Service Companies Outpace Manufacturers, Sustaining Economy
The Institute for Supply Management’s nonmanufacturing index, which covers almost 90% of the economy, came in at 55.3 last month, with readings greater than 50 signaling growth. While the level is down from November’s 55.9 and the weakest since April 2014, the drop was caused by a plunge in the deliveries component that indicates suppliers had fewer order backlogs to process.
The gap between the Tempe, Arizona-based ISM’s services and manufacturing gauges has averaged almost eight points over the past six months, the widest over a similar period since 2001. The disparity signals retail and health care are among the industries less affected by the slowdown in global demand and surge in the value of the dollar that have hurt U.S. factories.
“The nonmanufacturing index is more reflective of domestic demand, whereas the manufacturing index is more exposed to foreign demand, and, of course, exports have been weak,” Jim O’Sullivan, chief U.S. economist at High Frequency Economics in Valhalla, New York, said before the report. “Overall, growth is still pretty solid.”
The median forecast in a Bloomberg News survey of 71 economists called for a December reading of 56, with estimates ranging from 54 to 57.5. The measure averaged 57.1 in 2015, up from 56.3 in the previous year and the best annual performance in a decade.
The new orders gauge climbed in December to 58.2 from 57.5 the prior month, while a measure of services employment increased to 55.7 from 55.
The business activity index, which parallels ISM’s factory production gauge, advanced to 58.7 last month from 58.2 in November.
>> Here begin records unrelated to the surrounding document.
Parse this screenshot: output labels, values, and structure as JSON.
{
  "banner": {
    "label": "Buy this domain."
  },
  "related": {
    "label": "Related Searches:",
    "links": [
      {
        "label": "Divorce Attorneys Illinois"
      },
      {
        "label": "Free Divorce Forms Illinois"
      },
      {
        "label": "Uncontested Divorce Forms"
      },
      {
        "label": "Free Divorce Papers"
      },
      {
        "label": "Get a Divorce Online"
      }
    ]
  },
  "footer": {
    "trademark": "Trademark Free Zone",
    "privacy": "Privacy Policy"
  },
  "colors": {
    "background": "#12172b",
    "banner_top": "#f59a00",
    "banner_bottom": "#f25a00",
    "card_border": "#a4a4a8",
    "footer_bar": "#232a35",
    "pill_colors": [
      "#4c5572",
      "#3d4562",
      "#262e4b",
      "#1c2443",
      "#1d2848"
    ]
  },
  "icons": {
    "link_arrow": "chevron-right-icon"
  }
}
A measure of prices paid declined to 49.7, indicating costs were easing, from 50.3.
The drop in the headline figure was due to a slump in the supplier deliveries gauge, which measures how quickly companies are able to fill orders. That index slumped to a three-year low of 48.5 from 53 the prior month. Readings below 50 mean delivery times quickened.
The ISM services survey covers an array of industries, including retail, health care, agriculture and construction.
Steady job gains last year helped drive domestic demand. A jobs report due Jan. 8 from the Labor Department is projected to show employment made further strides in December. Economists are predicting payrolls climbed by about 200,000 last month after a 211,000 increase in November.
At the same time, weaker overseas economies, a stronger dollar and an inventory build in the first half of 2015 continue to dog the nation’s factories.
The supply management group’s survey of factories earlier this week showed manufacturing contracted in December at the fastest pace in more than six years. The gauge dropped to 48.2, the lowest level since June 2009, from 48.6 in November.
Goods producers worldwide are bogged down. Factories in China contracted in December for a fifth consecutive month as the world’s second-largest economy is poised to grow in 2016 at the slowest pace since 1990. In the United Kingdom, manufacturing unexpectedly cooled in December, suggesting it made little contribution to the economy in the final quarter of 2015.
The spread between the two ISM gauges averaged 7.6 points in the second half of 2015. The last time the gap was larger, in the six months ended in June 2001, when factories were hobbled by the crash in the information technology industry that prompted firms to scrap investment.
Federal Reserve policymakers are gauging momentum across U.S. industries to help determine the timing of further changes to the benchmark interest rate. A quarter-percent increase in December marked the first rise since 2006.